# ID2221 HT21 Lab2

## Agenda:

We will go through the following:
- ''Lab2_01_Structured_Data_Processing.ipynb''
- ''Lab2_02_SparkSQL_DataFrame.ipynb''
- ''Lab2_03_SparkSQL_Dataset.html''

In the last lab session, we looked at how to set up Spark environment in a native environment (Your local machine or a virual machine).

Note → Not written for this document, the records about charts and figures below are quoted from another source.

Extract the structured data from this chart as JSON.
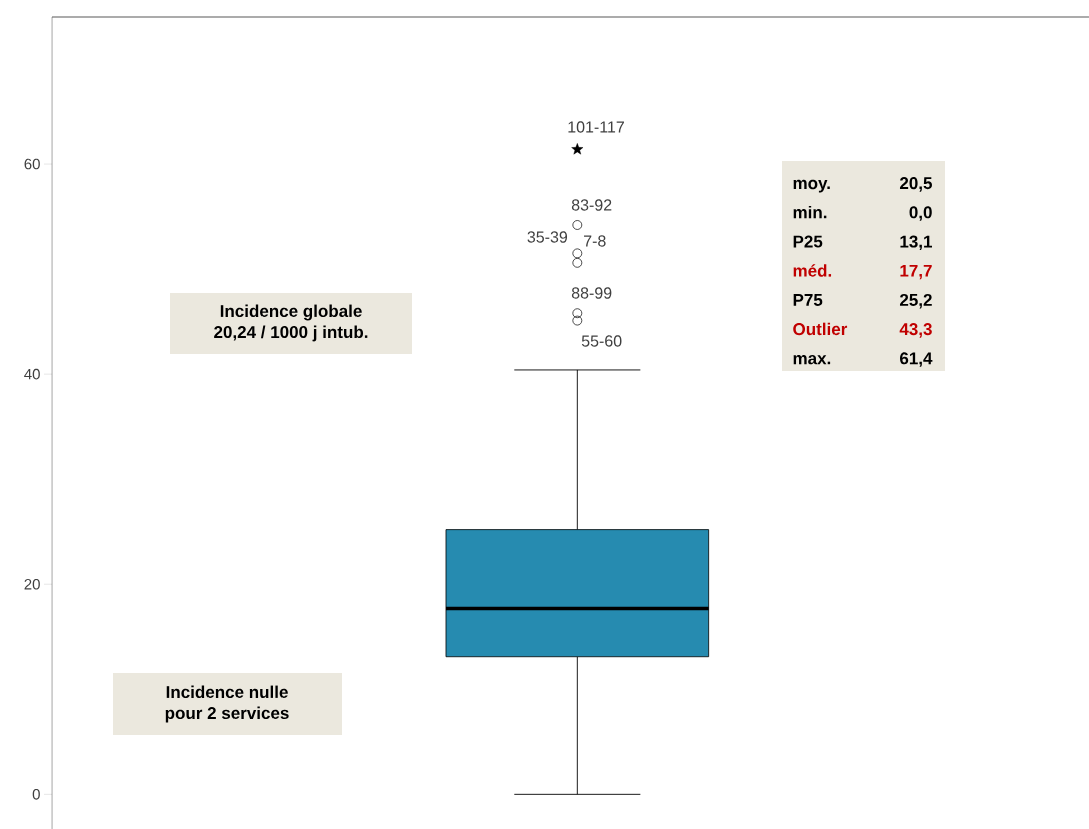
{
  "chart_data": {
    "type": "box",
    "categories": [
      null
    ],
    "color": "#268bb0",
    "boxes": [
      {
        "low": 0,
        "q1": 13.1,
        "median": 17.7,
        "q3": 25.2,
        "high": 40.4,
        "outliers": [
          54.2,
          51.5,
          50.6,
          45.8,
          45.1
        ]
      }
    ],
    "series": [
      {
        "type": "scatter",
        "marker": "star",
        "color": "#000000",
        "values": [
          61.4
        ]
      }
    ],
    "ylim": [
      -3.3,
      74
    ],
    "yticks": [
      0,
      20,
      40,
      60
    ],
    "annotations": [
      "Incidence globale",
      "20,24 / 1000 j intub.",
      "Incidence nulle",
      "pour 2 services",
      "moy.",
      "20,5",
      "min.",
      "0,0",
      "P25",
      "13,1",
      "méd.",
      "17,7",
      "P75",
      "25,2",
      "Outlier",
      "43,3",
      "max.",
      "61,4",
      "101-117",
      "83-92",
      "35-39",
      "7-8",
      "88-99",
      "55-60"
    ]
  }
}
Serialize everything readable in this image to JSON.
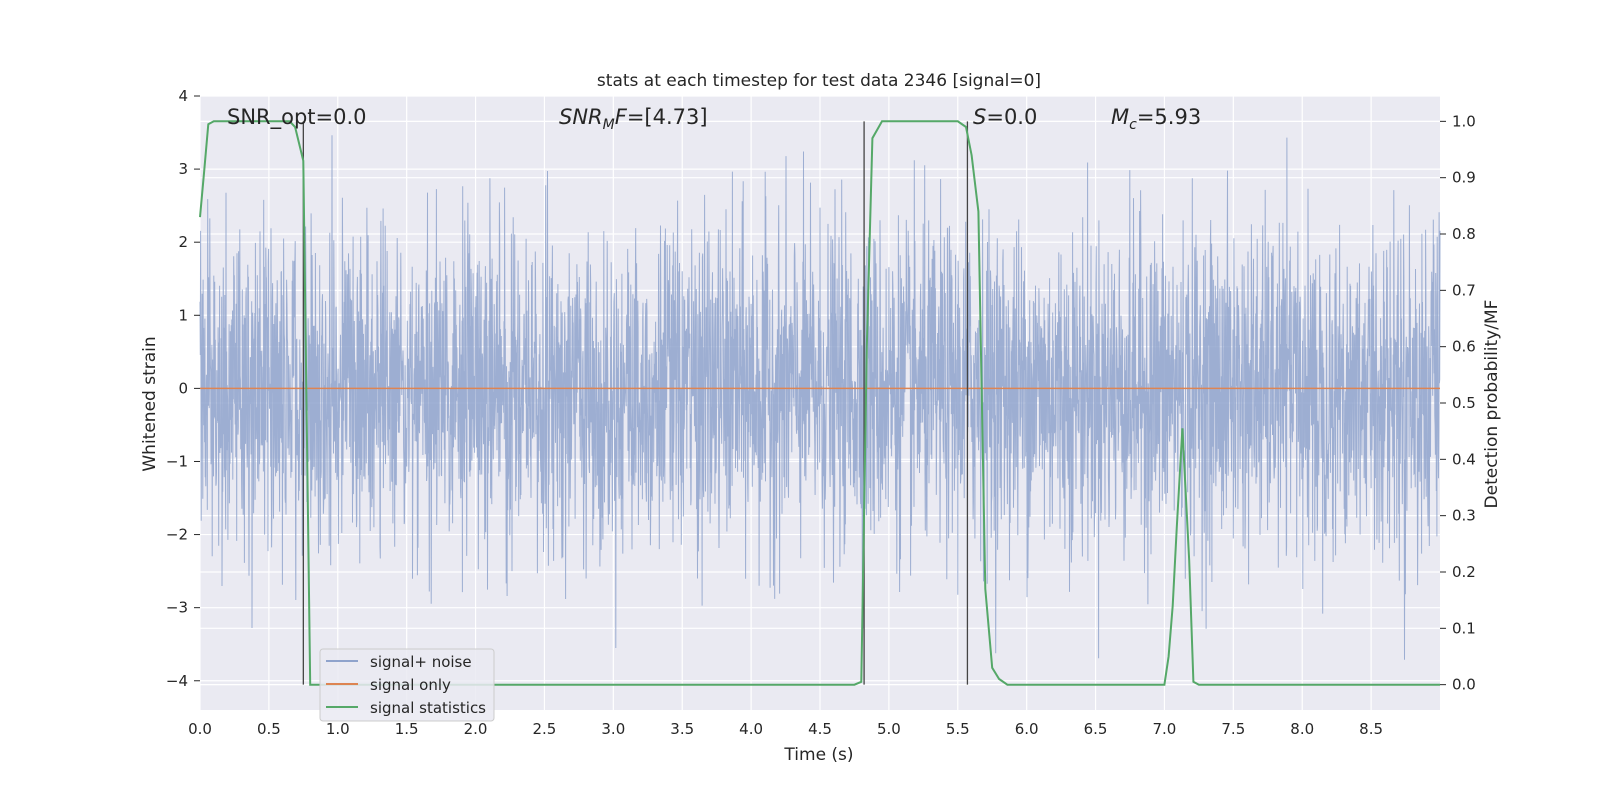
{
  "chart_data": {
    "type": "line",
    "title": "stats at each timestep for test data 2346 [signal=0]",
    "xlabel": "Time (s)",
    "ylabel": "Whitened strain",
    "y2label": "Detection probability/MF",
    "xlim": [
      0.0,
      9.0
    ],
    "ylim": [
      -4.4,
      4.0
    ],
    "y2lim": [
      -0.045,
      1.045
    ],
    "xticks": [
      "0.0",
      "0.5",
      "1.0",
      "1.5",
      "2.0",
      "2.5",
      "3.0",
      "3.5",
      "4.0",
      "4.5",
      "5.0",
      "5.5",
      "6.0",
      "6.5",
      "7.0",
      "7.5",
      "8.0",
      "8.5"
    ],
    "yticks": [
      "4",
      "3",
      "2",
      "1",
      "0",
      "−1",
      "−2",
      "−3",
      "−4"
    ],
    "y2ticks": [
      "1.0",
      "0.9",
      "0.8",
      "0.7",
      "0.6",
      "0.5",
      "0.4",
      "0.3",
      "0.2",
      "0.1",
      "0.0"
    ],
    "grid": true,
    "legend_position": "lower-left",
    "annotations": [
      {
        "id": "snr-opt",
        "text": "SNR_opt=0.0"
      },
      {
        "id": "snr-mf",
        "text": "SNR_MF=[4.73]"
      },
      {
        "id": "s-value",
        "text": "S=0.0"
      },
      {
        "id": "mc-value",
        "text": "M_c=5.93"
      }
    ],
    "vertical_markers_x": [
      0.75,
      4.82,
      5.57
    ],
    "series": [
      {
        "name": "signal+ noise",
        "color": "#8fa3cc",
        "kind": "noise",
        "sample_rate_hz": 450,
        "typical_amplitude": 1.4,
        "range": [
          -4.1,
          3.6
        ]
      },
      {
        "name": "signal only",
        "color": "#dd8452",
        "x": [
          0.0,
          9.0
        ],
        "y": [
          0.0,
          0.0
        ]
      },
      {
        "name": "signal statistics",
        "color": "#55a868",
        "axis": "right",
        "x": [
          0.0,
          0.03,
          0.06,
          0.1,
          0.15,
          0.3,
          0.5,
          0.65,
          0.69,
          0.75,
          0.8,
          0.85,
          1.0,
          2.0,
          3.0,
          4.0,
          4.5,
          4.75,
          4.8,
          4.84,
          4.88,
          4.95,
          5.0,
          5.2,
          5.5,
          5.56,
          5.6,
          5.65,
          5.7,
          5.75,
          5.8,
          5.86,
          5.92,
          6.0,
          6.5,
          7.0,
          7.03,
          7.06,
          7.09,
          7.13,
          7.18,
          7.21,
          7.25,
          7.5,
          8.0,
          8.5,
          9.0
        ],
        "y": [
          0.83,
          0.91,
          0.995,
          1.0,
          1.0,
          1.0,
          1.0,
          1.0,
          0.99,
          0.93,
          0.0,
          0.0,
          0.0,
          0.0,
          0.0,
          0.0,
          0.0,
          0.0,
          0.005,
          0.6,
          0.97,
          1.0,
          1.0,
          1.0,
          1.0,
          0.99,
          0.94,
          0.84,
          0.17,
          0.03,
          0.01,
          0.0,
          0.0,
          0.0,
          0.0,
          0.0,
          0.05,
          0.14,
          0.28,
          0.455,
          0.22,
          0.005,
          0.0,
          0.0,
          0.0,
          0.0,
          0.0
        ]
      }
    ]
  }
}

In this session, we will look at some alternatives for using Spark.
- Running a Docker container to use jupyter notebook/lab to access spark.
- Using Databricks Community Edition.


# Structured Data Processing
- Spark has two notions of structured collections:
  - DataFrames
  - Datasets
- They are distributed table-like collections with well-defined rows and columns.
- They represent immutable lazily evaluated plans.
- When an action is performed on them, Spark performs the actual transformations
and return the result.

Code examples used in this notebook can be found [here](https://id2221kth.github.io/slides/2021/07_structured_data_processing.pdf).

In [1]:
println(s"This notebook is tested with Spark 3.1.2.\nYou are using ${sc.version}.")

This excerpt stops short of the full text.